2. Restaurants collaborate with popular Instagram accounts to publicize special, limited-edition items.
Popular dessert store DŌ (known for their scoops of gourmet, edible cookie dough in New York City) recently worked with the Instagram account @new_fork_city on their July flavor of the month “The Frosted Fork.” Under this collaboration, DŌ and @new_fork_city created a contest to incentivize customers to purchase and post DŌ’s flavor of the month. Through this collaboration, DO was able to target @New_fork_city’s 853,000 followers, prompting many of them to try out the new flavor before the month was up.
3. Restaurants sponsor food accounts to post pictures from their restaurants to attract customers, especially on national food holidays.

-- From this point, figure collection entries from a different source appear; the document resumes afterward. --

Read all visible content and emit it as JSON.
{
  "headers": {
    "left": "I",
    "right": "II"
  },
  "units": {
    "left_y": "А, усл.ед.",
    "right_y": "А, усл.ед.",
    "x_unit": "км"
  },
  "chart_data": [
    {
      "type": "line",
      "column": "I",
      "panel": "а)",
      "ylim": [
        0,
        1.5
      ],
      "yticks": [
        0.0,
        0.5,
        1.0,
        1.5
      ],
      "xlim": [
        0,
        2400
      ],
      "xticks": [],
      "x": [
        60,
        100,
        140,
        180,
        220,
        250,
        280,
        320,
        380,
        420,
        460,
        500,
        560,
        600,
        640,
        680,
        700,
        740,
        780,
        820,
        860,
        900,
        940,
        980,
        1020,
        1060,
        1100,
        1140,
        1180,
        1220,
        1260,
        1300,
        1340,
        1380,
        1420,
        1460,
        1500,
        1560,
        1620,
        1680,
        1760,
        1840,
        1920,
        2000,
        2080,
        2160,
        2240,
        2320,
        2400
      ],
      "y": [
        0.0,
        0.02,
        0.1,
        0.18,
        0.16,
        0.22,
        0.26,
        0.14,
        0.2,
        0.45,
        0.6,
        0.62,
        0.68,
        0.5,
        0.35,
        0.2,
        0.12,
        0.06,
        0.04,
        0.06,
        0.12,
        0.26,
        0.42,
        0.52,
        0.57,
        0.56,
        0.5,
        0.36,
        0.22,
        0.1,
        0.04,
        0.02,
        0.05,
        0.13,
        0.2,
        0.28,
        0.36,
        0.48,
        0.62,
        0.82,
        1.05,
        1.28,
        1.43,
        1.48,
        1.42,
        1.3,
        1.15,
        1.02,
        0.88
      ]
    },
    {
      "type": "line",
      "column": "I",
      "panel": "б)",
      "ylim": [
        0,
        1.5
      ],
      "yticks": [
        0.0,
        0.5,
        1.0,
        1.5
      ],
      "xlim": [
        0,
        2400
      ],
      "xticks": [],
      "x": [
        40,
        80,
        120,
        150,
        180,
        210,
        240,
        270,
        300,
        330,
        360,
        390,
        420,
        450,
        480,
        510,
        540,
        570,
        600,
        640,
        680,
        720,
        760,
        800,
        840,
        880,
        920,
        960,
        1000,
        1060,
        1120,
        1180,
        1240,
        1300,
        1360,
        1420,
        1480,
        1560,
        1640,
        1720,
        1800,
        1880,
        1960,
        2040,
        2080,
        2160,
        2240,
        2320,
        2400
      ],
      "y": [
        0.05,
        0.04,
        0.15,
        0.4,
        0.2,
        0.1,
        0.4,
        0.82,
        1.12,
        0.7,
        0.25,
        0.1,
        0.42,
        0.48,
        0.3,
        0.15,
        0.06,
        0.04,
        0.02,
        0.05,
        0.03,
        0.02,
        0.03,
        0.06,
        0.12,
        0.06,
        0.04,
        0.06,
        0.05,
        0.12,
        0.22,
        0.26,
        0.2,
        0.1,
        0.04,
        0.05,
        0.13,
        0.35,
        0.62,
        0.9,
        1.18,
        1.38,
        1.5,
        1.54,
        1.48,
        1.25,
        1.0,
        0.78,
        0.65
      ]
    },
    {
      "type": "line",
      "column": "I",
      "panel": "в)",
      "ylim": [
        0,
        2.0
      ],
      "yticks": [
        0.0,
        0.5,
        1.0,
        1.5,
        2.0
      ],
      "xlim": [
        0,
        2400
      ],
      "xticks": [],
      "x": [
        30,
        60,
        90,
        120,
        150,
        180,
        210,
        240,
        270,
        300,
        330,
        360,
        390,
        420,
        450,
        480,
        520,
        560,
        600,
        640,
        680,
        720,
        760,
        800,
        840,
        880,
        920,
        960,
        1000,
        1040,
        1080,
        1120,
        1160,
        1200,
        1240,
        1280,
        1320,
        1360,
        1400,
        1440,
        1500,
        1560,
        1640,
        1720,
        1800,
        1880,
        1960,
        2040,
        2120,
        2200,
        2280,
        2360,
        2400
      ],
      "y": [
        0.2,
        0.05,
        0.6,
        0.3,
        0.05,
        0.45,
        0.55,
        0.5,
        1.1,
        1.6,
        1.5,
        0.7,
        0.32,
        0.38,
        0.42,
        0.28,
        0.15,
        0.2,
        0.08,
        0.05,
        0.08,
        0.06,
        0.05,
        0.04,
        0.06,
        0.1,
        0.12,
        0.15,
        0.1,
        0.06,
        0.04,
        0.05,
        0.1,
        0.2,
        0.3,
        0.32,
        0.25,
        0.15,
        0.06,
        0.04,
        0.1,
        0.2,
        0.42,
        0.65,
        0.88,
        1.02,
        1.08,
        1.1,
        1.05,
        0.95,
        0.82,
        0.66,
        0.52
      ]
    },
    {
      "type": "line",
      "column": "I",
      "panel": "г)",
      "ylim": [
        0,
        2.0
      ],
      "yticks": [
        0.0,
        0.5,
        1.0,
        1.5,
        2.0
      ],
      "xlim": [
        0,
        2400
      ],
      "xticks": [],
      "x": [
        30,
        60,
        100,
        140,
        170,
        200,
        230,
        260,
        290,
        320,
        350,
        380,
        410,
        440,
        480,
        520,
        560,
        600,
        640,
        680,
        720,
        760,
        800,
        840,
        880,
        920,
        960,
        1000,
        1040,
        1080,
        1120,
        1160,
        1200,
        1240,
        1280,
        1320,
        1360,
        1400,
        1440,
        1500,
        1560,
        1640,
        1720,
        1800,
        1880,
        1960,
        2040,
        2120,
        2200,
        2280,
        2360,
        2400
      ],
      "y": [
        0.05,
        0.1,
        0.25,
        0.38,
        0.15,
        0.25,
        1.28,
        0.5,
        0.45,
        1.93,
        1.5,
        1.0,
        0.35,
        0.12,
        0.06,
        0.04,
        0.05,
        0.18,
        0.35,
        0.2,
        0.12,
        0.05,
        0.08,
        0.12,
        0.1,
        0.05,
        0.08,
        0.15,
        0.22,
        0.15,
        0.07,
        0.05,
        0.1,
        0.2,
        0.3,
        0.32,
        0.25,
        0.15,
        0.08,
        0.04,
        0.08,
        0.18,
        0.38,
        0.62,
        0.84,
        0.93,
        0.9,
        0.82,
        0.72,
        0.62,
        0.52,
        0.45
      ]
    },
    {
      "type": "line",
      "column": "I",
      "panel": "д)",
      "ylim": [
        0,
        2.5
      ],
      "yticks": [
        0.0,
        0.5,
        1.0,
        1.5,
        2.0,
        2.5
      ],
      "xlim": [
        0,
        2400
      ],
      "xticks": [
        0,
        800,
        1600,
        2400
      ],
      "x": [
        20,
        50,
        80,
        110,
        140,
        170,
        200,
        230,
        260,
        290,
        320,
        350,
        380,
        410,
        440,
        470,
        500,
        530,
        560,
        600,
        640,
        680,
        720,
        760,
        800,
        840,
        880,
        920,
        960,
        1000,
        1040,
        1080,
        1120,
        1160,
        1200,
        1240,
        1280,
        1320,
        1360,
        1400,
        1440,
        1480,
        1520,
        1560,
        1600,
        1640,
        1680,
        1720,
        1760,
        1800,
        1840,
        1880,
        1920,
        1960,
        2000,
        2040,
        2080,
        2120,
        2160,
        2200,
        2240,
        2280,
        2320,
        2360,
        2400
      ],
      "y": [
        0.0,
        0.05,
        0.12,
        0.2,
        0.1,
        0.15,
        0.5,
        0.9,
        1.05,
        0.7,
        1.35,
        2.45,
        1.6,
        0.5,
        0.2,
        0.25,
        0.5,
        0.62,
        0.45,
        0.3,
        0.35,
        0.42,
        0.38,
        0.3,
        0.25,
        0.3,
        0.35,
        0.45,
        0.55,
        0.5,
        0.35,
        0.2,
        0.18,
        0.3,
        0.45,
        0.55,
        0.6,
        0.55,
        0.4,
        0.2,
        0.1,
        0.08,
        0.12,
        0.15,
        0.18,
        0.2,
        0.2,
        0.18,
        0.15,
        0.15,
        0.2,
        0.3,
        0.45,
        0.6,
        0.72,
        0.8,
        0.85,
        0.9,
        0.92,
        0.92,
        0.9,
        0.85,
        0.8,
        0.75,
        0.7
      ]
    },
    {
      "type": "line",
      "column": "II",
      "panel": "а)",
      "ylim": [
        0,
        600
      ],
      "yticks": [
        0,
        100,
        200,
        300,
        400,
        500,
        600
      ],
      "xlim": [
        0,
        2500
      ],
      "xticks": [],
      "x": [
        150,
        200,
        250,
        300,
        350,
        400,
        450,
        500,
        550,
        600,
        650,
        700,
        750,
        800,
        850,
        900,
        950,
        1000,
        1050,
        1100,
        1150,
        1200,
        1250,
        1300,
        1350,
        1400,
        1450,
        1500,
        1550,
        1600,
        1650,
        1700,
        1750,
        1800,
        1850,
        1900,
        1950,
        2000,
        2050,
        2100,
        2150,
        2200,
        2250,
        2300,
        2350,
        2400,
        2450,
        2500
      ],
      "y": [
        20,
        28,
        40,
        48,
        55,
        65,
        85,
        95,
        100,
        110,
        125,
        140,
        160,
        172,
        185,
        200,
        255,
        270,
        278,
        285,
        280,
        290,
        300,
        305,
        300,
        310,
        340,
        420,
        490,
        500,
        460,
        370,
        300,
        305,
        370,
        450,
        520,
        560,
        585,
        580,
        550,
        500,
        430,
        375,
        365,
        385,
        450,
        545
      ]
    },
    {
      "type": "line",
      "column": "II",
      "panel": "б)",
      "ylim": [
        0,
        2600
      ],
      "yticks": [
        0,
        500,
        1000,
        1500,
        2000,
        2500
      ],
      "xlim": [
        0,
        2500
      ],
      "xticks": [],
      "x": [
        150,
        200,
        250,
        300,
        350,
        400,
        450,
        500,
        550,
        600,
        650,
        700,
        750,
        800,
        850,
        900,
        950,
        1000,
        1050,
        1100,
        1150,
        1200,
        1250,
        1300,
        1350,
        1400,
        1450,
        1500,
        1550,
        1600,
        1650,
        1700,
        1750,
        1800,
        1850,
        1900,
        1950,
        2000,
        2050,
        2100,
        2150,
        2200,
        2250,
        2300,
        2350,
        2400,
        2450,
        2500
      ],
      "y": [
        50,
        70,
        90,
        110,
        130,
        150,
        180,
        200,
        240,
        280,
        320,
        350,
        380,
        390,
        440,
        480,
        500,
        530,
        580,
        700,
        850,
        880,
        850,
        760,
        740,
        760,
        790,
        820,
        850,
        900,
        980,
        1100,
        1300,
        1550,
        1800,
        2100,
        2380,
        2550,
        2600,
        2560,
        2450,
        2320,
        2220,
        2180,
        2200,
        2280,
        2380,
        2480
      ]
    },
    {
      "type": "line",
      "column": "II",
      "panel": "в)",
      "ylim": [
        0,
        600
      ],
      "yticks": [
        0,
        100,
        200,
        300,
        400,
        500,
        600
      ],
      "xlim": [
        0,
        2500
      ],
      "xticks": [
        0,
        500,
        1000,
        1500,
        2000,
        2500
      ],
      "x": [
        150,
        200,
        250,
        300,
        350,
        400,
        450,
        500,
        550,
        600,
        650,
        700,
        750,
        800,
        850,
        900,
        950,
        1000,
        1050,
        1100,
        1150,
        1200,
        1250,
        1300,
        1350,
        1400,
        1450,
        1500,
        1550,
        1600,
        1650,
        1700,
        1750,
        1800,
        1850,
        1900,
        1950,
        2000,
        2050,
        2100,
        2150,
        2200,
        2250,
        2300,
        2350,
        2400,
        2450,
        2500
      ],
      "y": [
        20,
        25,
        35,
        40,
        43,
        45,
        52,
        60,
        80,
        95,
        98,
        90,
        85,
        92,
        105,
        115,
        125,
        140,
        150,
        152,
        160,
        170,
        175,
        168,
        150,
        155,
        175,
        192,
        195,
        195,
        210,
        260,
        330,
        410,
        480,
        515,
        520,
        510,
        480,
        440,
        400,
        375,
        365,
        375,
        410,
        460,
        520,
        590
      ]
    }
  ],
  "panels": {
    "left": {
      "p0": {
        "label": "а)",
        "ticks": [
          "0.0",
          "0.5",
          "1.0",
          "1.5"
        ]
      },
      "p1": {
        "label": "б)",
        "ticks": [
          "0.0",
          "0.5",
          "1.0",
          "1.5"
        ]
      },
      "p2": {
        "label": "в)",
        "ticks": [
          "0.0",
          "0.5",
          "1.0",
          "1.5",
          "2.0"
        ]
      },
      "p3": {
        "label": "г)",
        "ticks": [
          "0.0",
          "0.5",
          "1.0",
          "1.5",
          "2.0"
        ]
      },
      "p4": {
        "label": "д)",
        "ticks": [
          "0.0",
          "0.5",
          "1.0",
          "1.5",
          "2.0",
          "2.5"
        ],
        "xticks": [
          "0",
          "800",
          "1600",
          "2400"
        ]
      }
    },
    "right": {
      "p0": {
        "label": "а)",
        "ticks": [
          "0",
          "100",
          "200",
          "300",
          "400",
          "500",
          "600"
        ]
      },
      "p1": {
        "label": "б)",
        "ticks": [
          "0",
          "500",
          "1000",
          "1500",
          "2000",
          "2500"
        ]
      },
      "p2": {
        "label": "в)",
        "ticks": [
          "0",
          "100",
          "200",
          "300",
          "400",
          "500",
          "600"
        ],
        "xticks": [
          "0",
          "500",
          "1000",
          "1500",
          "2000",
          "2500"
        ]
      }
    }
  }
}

The well-known mexican restaurant, Dos Toros, paid @nyceeeeeats to post a picture of one of their tacos for National Guacamole Day. By doing this, Dos Toros was on all of @nyceeeeeats 330,000 followers’ news feeds, strategically making them crave that exact taco (pictured to the right) on their way home from work.
Personally, I have seen the influence that Instagram has had on the restaurant industry through my food Instagram account @food__city that I manage with my friends. Often when my friends and I post a photo, followers tag their friends in the comment section with responses such as “@jillian next stop!!” (see below) Through the simple act of posting a picture, the restaurants we post from gain new customers when followers simply scroll across our feed. In addition to this, I can attest to the fact that whenever my friends and I look for new restaurants to try, we always scroll through our favorite food accounts to gain inspiration and recommendations.
On another note, this past summer my friends and I were able to learn about the growing trend of Instagram sponsorship when the company Social Native emailed us to collaborate on different advertising campaigns for products such as Hershey’s Chocolate and Lay’s Potato Chips.
It is safe to say that through the door of our seemingly small food account, our eyes have been opened to the new age of digital marketing.
While you initially may have thought that the amount of food photos on my phone was crazy, I hope you now can understand why I have more pictures of food on my phone than I have of my friends. With every food picture I take, I do so with the motivation that our food account will continue to grow to one day be at the level of accounts such as @new_fork_city. Now, more than ever, people rely on social media for opinions on where they should eat, and @food__city is joining in on that trend. We may only have 2,250 followers to date, but I am confident that one day @food__city may turn my passion for food into a part-time career.